Ah, the ’70s — paisley silk shirts, feathered hair, and driving your brother’s AMC Pacer to the roller rink with Bachman-Turner Overdrive’s Greatest Hits squealing inside the 8-track player.
It’s a snapshot of a few short years in American history, when the reigning portable album format was 8-tracks — those clunky, easily damaged plastic relics marketed to music fans after the LP and before the cassette tape. Or so you’d think.
As it turns out, while scrolling through my phone last night, I all of a sudden saw something that caused an immediate double-take: a picture of Purple Rain, by Prince… on 8-track tape.
Didn’t Purple Rain come out in 1984, I thought? What the hell was going on here? Something about it seemed so incongruous that I had to call its owner, noted 8-track collector Steve Ciaffa, to get an explanation.

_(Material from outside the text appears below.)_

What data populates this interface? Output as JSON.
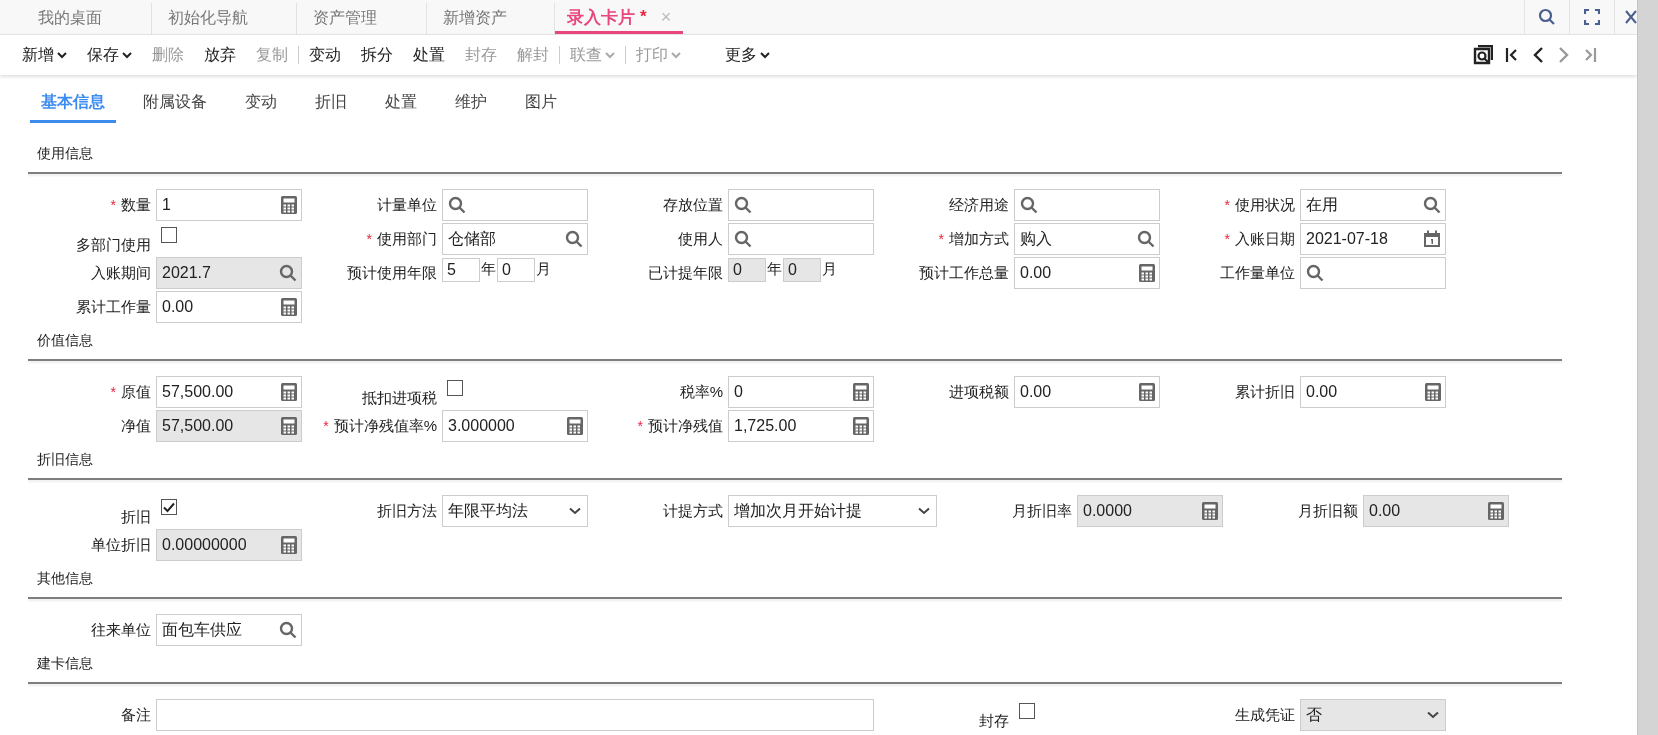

“Eight-tracks were basically put out to pasture by the major record labels by 1982,” Ciaffa tells me. “But then record club 8-tracks continued for another five years after that — basically, in Rolling Stone or wherever, you’d get the Columbia House or RCA record club thing: ‘7 LPs for a Penny!’ What most people didn’t realize was you could order 8-tracks from them too. So they’d do these small-batch 8-tracks for people who wanted them.”